Berliner Verkehrsbetriebe

Mit agilen Methoden in die digitale Zukunft

11.12.2017
Von 
Wolfgang Herrmann ist Editorial Manager CIO Magazin bei IDG Business Media. Zuvor war er unter anderem Deputy Editorial Director der IDG-Publikationen COMPUTERWOCHE und CIO und Chefredakteur der Schwesterpublikation TecChannel.

Agile Methoden will der Digitalvorstand nicht nur in technischen Bereichen, sondern beispielsweise auch im Personalwesen einführen. So teste man mittels MVPs beispielsweise E-Learning-Systeme für die Ausbildung von Straßenbahnfahrern und nähere sich damit einer endgültigen Lösung. Haenecke: "Wir wollen agile Methoden als Kernkompetenz in der gesamten Organisation aufbauen."

Zukunftsmarkt Ride Sharing: "Big is beautiful"

Gute Ideen braucht der Manager vor allem im Zukunftsmarkt Ride Sharing, in dem sich die BVG positionieren will. Er übersetzt den Anglizismus mit "geteilte Fahrten". Wer in diesem Markt Erfolg haben will, muss ein Plattform-Modell anstreben, ist Haenecke überzeugt. Dabei gelte die Devise "big is beautiful": Um Skaleneffekte erzielen zu können, müssten sehr viele Nutzer und Fahrzeuge zusammenkommen.

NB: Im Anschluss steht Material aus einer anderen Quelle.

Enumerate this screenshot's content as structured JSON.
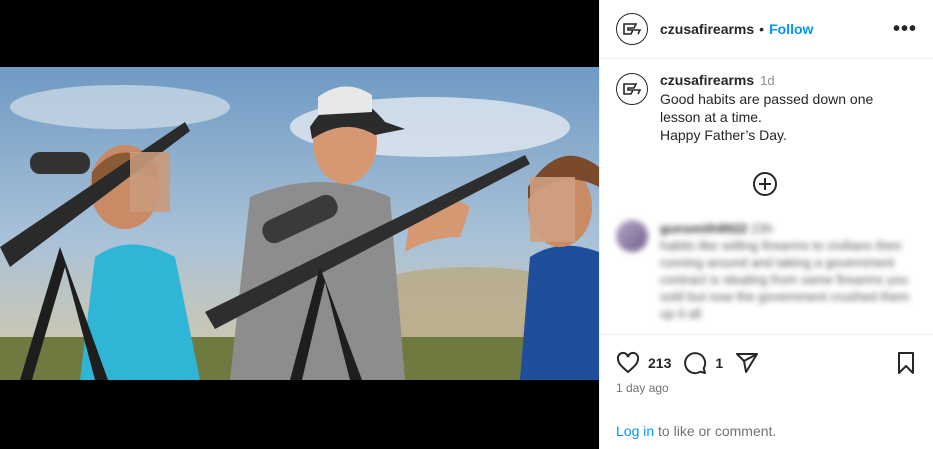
{
  "post": {
    "username": "czusafirearms",
    "follow_label": "Follow",
    "separator": "•",
    "more_label": "•••",
    "time_short": "1d",
    "caption": "Good habits are passed down one\nlesson at a time.\nHappy Father’s Day.",
    "likes": "213",
    "comments_count": "1",
    "time_ago": "1 day ago"
  },
  "comment": {
    "username": "gunsmith8922",
    "time": "23h",
    "text": "habits like selling firearms to civilians then running around and taking a government contract is stealing from same firearms you sold but now the government crushed them up it all"
  },
  "footer": {
    "login_label": "Log in",
    "login_suffix": " to like or comment."
  },
  "icons": {
    "like": "heart-icon",
    "comment": "comment-icon",
    "share": "share-icon",
    "save": "bookmark-icon",
    "load_more": "plus-circle-icon"
  },
  "colors": {
    "link": "#0095f6",
    "text": "#262626",
    "muted": "#737373"
  }
}
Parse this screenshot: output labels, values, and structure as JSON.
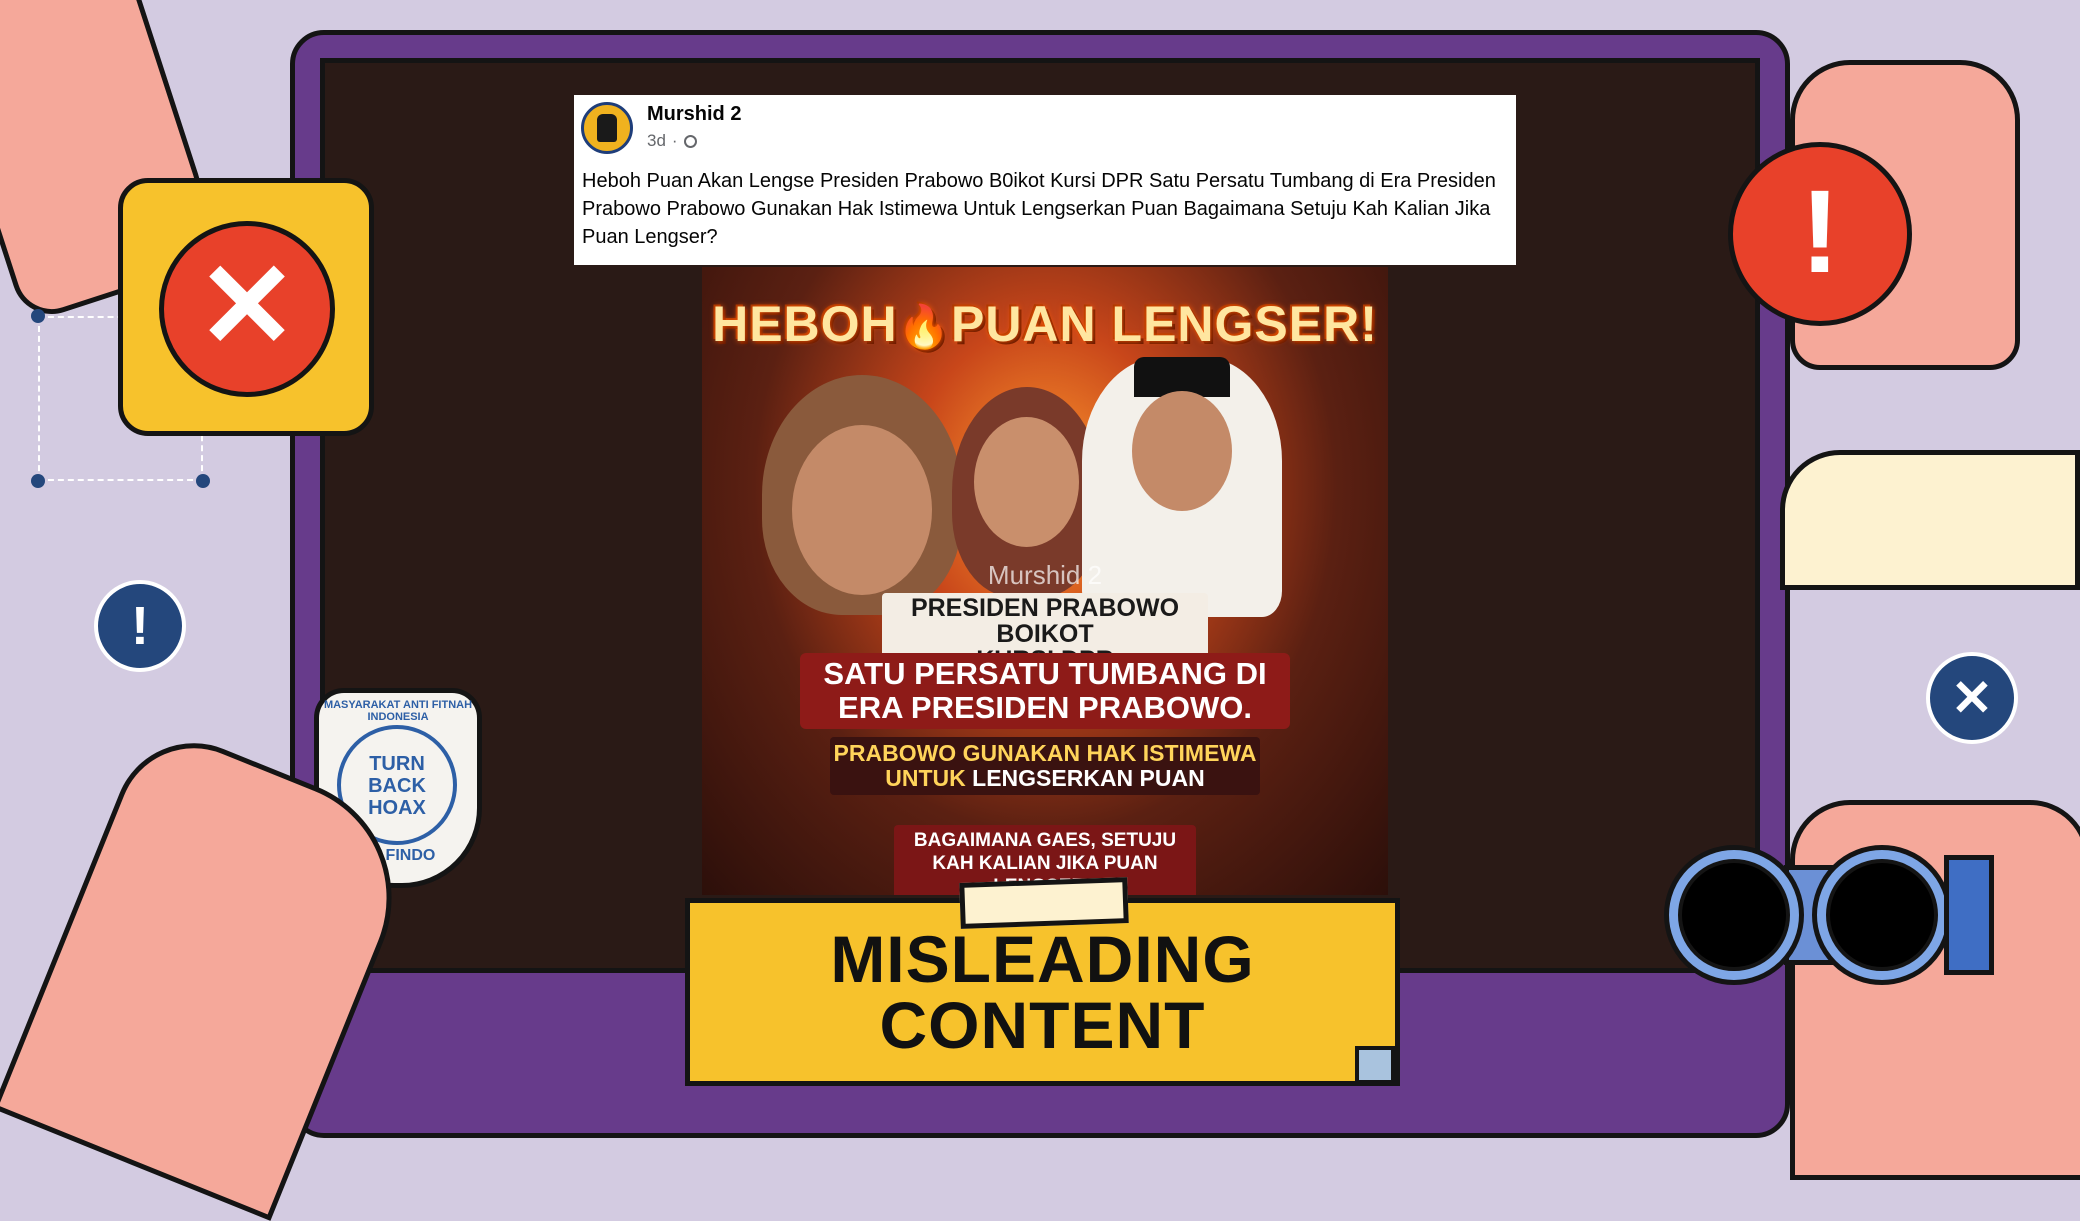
{
  "post": {
    "author": "Murshid 2",
    "time": "3d",
    "separator": "·",
    "text": "Heboh Puan Akan Lengse Presiden Prabowo B0ikot Kursi DPR Satu Persatu Tumbang di Era Presiden Prabowo Prabowo Gunakan Hak Istimewa Untuk Lengserkan Puan Bagaimana Setuju Kah Kalian Jika Puan Lengser?"
  },
  "graphic": {
    "title_left": "HEBOH",
    "title_right": "PUAN LENGSER!",
    "watermark": "Murshid 2",
    "caption1_line1": "PRESIDEN PRABOWO BOIKOT",
    "caption1_line2": "KURSI DPR",
    "caption2_line1": "SATU PERSATU TUMBANG DI",
    "caption2_line2": "ERA PRESIDEN PRABOWO.",
    "caption3_line1": "PRABOWO GUNAKAN HAK ISTIMEWA",
    "caption3_line2a": "UNTUK",
    "caption3_line2b": " LENGSERKAN PUAN",
    "caption4_line1": "BAGAIMANA GAES, SETUJU",
    "caption4_line2": "KAH KALIAN JIKA PUAN LENGSER?"
  },
  "verdict": {
    "line1": "MISLEADING",
    "line2": "CONTENT"
  },
  "badge": {
    "arc_text": "MASYARAKAT ANTI FITNAH INDONESIA",
    "center_line1": "TURN",
    "center_line2": "BACK",
    "center_line3": "HOAX",
    "bottom": "MAFINDO"
  },
  "icons": {
    "x_symbol": "✕",
    "exclaim_symbol": "!",
    "globe_symbol": "🌐"
  },
  "colors": {
    "background": "#d3cbe1",
    "frame": "#673b8b",
    "accent_yellow": "#f7c22c",
    "accent_red": "#e8412a",
    "accent_blue": "#24477c"
  }
}
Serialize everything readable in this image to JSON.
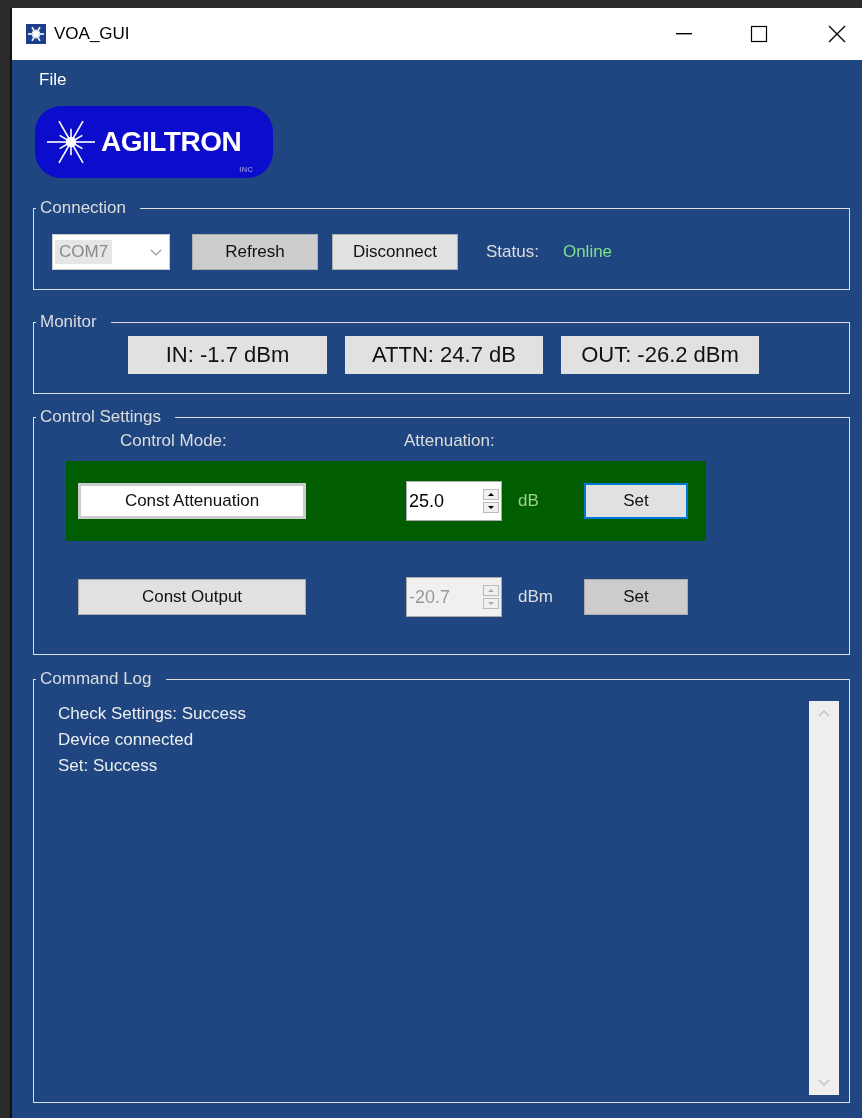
{
  "window": {
    "title": "VOA_GUI"
  },
  "menu": [
    "File"
  ],
  "logo": {
    "name": "AGILTRON",
    "suffix": "INC"
  },
  "connection": {
    "title": "Connection",
    "port": {
      "value": "COM7",
      "disabled": true
    },
    "buttons": [
      {
        "label": "Refresh",
        "kind": "plain"
      },
      {
        "label": "Disconnect",
        "kind": "raised"
      }
    ],
    "status_label": "Status:",
    "status": "Online"
  },
  "monitor": {
    "title": "Monitor",
    "readouts": [
      "IN: -1.7 dBm",
      "ATTN: 24.7 dB",
      "OUT: -26.2 dBm"
    ]
  },
  "control": {
    "title": "Control Settings",
    "mode_label": "Control Mode:",
    "value_label": "Attenuation:",
    "modes": [
      {
        "label": "Const Attenuation",
        "selected": true,
        "value": "25.0",
        "unit": "dB",
        "button": "Set"
      },
      {
        "label": "Const Output",
        "selected": false,
        "value": "-20.7",
        "unit": "dBm",
        "button": "Set"
      }
    ]
  },
  "log": {
    "title": "Command Log",
    "lines": [
      "Check Settings: Success",
      "Device connected",
      "Set: Success"
    ]
  }
}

Neben dem klassischen ÖPNV will sich die BVG im Zukunftsmarkt Ride Sharing positionieren.
Neben dem klassischen ÖPNV will sich die BVG im Zukunftsmarkt Ride Sharing positionieren.
Foto: BVG / Oliver Lang

Haeneckes strategisches Ziel ist eine "intermodale Mobilitätsplattform". Vereinfacht ausgedrückt verbirgt sich dahinter eine App, die die Leistungen aller Mobilitätsanbieter in der Region übersichtlich zusammenfasst. Das Problem ist nur: Google und Apple bieten bereits ähnliche Lösungen an, auch Uber hat das Potenzial im Blick. Für die BVG stelle sich die Frage: "Können wir da mithalten? Wir verfügen nun mal nicht über 1000 Softwareentwickler, wie sie etwa Uber beschäftigt."

Ein gangbarer Weg führt laut Haenecke über Kooperationen, beispielsweise mit Startups aus der Mobility-Szene. Eine zentrale Aufgabe der BVG sei es, die unterschiedlichen Ride-Sharing-Dienste mit dem ÖPNV-Angebot zu verknüpfen. Die Basis dafür soll die "BVG-App" bilden, die laut Haenecke bereits fast drei Millionen mal heruntergeladen worden ist. Angesichts von gut drei Millionen Berliner Einwohnern sei das kein schlechter Wert. Ein Viertel der ÖPNV-Tickets verkaufe die BVG bereits papierlos via Apps.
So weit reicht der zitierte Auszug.